I recently started reading Charles Petzold book titled Code, which so far covers exactly the kinds of things I assume you are curious about. But I have not gotten all the way through so thumb through the book first before buying/borrowing.
This is my relatively short answer, not Petzolds...and hopefully in line with what you were curios about.
You have heard of the transistor I assume. The original way to use a transistor was for things like a transistor radio. it is an amplifier basically, take the tiny little radio signal floating in air and feed it into the input of the transistor which opens or closes the flow of current on a circuit next to it. And you wire that circuit with higher power, so you can take a very small signal, amplify it and feed it into a speaker for example and listen to the radio station (there is more to it isolating the frequency and keeping the transistor balanced, but you get the idea I hope).

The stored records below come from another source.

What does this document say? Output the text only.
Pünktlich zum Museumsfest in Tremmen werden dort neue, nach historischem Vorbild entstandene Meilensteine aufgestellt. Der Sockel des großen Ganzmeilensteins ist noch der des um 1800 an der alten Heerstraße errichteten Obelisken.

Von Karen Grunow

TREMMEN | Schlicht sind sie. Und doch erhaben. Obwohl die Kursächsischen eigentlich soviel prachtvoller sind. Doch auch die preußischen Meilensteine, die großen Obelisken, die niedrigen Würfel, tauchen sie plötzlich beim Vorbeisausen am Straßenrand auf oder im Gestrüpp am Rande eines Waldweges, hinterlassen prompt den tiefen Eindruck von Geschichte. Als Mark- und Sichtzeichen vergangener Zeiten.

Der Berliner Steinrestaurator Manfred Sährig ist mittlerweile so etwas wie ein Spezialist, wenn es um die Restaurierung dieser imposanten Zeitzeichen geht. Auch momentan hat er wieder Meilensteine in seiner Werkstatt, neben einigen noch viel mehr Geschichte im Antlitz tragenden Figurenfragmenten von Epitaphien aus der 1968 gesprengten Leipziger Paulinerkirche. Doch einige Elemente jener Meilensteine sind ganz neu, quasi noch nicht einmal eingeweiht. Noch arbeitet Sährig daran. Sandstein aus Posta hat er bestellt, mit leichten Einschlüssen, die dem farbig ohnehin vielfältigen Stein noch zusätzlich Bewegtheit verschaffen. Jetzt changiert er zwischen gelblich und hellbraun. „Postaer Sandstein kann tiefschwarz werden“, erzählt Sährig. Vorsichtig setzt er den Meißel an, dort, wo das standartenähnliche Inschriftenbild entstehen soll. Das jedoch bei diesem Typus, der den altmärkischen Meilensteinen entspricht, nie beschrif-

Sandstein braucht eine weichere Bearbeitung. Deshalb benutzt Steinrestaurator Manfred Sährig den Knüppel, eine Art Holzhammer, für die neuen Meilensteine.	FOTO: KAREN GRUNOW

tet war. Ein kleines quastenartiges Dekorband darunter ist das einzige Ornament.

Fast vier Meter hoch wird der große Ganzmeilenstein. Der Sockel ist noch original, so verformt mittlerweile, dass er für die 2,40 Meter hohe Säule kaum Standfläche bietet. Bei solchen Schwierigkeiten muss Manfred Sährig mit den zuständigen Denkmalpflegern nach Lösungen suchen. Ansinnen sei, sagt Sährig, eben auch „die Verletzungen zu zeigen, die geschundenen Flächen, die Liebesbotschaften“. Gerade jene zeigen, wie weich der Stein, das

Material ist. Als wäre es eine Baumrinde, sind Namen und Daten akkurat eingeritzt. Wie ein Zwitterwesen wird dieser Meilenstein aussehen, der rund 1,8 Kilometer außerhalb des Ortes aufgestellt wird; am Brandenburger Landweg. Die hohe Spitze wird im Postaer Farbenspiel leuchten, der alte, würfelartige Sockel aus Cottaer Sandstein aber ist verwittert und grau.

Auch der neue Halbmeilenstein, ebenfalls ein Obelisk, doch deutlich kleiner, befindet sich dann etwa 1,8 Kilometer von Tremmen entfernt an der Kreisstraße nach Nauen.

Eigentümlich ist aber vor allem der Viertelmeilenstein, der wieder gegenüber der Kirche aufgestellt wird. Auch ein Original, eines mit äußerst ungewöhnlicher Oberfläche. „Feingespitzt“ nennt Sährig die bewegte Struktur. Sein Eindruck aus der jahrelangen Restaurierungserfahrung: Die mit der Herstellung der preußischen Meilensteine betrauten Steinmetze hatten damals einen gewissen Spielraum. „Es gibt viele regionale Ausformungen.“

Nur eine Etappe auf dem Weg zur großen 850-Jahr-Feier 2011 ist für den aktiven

Now that the transistor exists that lead to was a way to use a transistor as a switch, like a light switch. The radio is like a dimmer light switch you can turn it to anywhere from all the way on to all the way off. A non-dimmer light switch is either all on or all off, there is some magic place in the middle of the switch where it changes over. We use transistors the same way in digital electronics. Take the output of one transistor and feed it into another transistors input. The output of the first is certainly not a small signal like the radio wave, it forces the second transistor all the way on or all the way off. that leads to the concept of TTL or transistor-transistor logic. Basically you have one transistor that drives a high voltage or lets call it a 1, and on that sinks a zero voltage, lets call that a 0. And you arrange the inputs with other electronics so that you can create AND gates (if both inputs are a 1 then the output is a 1), OR gates (if either one or the other input is a 1 then the output is a one). Inverters, NAND, gates, NOR gates (an or with an inverter) etc. There used to be a TTL handbook and you could buy 8 or so pin chips that had one or two or four of some kind of gate (NAND, NOR, AND, etc) functions inside, two inputs and an output for each. Now we dont need those it is cheaper to create programmable logic or dedicated chips with many millions of transistors. But we still think in terms of AND, OR, and NOT gates for hardware design. (usually more like nand and nor).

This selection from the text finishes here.